How do we know the Planck length is the absolute limit of small?

There is no limit to big, so why would there be a limit to small? From our perspective it may seem that way, but if someone were to be actually living on that scale, then there would be a lot more room looking down, would there not?

11 Answers

  • Clive
    3 days ago

    Because on the smallest scale, the universe genuinely IS “fuzzy” and random. So there is a genuine limit to small. Down on that scale, it’s impossible to actually say where something is and how fast it is moving – this is the Heisenberg uncertainty principle. There just can’t be anyone living on that scale.

    This also has to do with wave-particle duality. On our scale there are solid objects with definite edges, but not when you get that small – everything is kind of wave-like so you can’t definitely say where its edge is.

  • nineteenthly
    3 days ago

    No. There are no hidden variables. If quantum effects were due to a smaller mechanism, that would show in the maths. They are generally truly random.

  • Anonymous
    3 days ago

    There’s no limit to our imagination — just the evidence so far

  • Jeffrey K
    3 days ago

    When quantum mechanics is applied to space and time, the very concepts of space and time break down. No one knows what concept replaces them. The smallest distance that makes sense before the space concept breaks down is the plank lenght. The shortest unit of time is the plank time. 10^ -43 seconds.

  • Quadrillian
    3 days ago

    There is a limit to big: it is called the cosmic horizon.

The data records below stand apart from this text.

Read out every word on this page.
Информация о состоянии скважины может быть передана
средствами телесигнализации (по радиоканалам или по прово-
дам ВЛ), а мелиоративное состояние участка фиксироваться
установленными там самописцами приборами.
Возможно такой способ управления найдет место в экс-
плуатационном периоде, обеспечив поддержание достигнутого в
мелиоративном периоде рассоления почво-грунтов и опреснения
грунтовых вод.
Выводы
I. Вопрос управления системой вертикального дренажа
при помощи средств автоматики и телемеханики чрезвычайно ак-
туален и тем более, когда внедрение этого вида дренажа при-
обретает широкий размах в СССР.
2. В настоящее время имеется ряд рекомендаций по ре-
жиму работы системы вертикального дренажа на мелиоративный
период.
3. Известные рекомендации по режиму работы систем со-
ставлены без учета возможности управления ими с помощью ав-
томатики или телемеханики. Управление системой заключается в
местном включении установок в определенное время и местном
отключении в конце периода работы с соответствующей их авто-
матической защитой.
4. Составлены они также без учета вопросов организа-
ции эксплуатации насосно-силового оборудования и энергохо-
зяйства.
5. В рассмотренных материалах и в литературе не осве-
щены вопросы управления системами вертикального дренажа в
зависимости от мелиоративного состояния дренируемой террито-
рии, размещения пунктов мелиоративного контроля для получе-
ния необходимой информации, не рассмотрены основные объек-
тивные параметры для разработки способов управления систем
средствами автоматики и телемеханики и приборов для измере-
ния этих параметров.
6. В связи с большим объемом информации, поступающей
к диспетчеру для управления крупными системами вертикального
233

Similarly there is a limit to small: it is called the Planck length.


  • Raymond
    3 days ago

    We do not know that it is the “absolute”.

    We do know that, given our present knowledge of physics, any smaller length makes no sense.

    It is somewhat related to the Heisenberg uncertainty principle. The smaller a “thing”, the more uncertain its position. Also, the smaller a “thing”, the more its “wave-particle duality” wavers towards wave.

    A photon with a wavelength equal to a Planck length would have too much energy to fit into a Planck-length neighborhood.

    Some scientists, when trying to explore the infinitely small, end up accepting that “distances” (whatever that means inside a Planck length) actually get longer as you divide the distance.

    Go figure.

  • quantumclaustrophobe
    3 days ago

    Mathematically, you’re right. Whatever length you have, you can divide by two forever to get a smaller number. However, there’s a point (which may or may not be Planck length) where one point in space is indistinguisible from another.

    The definition says ‘where classical ideas about gravity and space-time cease to be valid’ – a planck length from one point in space-time is the minimum distance needed to detect a different point in space-time.

  • Tom S
    3 days ago

    There is a limit to “big” also, space is most likely finite. Also, something could be smaller than Planck scale, but our knowledge of physical laws don’t work at that scale, not could we measure anything less than that scale, not just in a technical aspect but not even in theory.

  • Anonymous
    3 days ago

    I think because you can’t measure all of universe but you can measure objects within reach to the lowest scale

  • megalomaniac
    3 days ago

    It would seem logical to assume that but when things get that small even logic seems to break down (of course logic is still logic but I suppose I meant that things don’t behave as expected). The world of the ultra small is very weird, that’s about all I can say about that.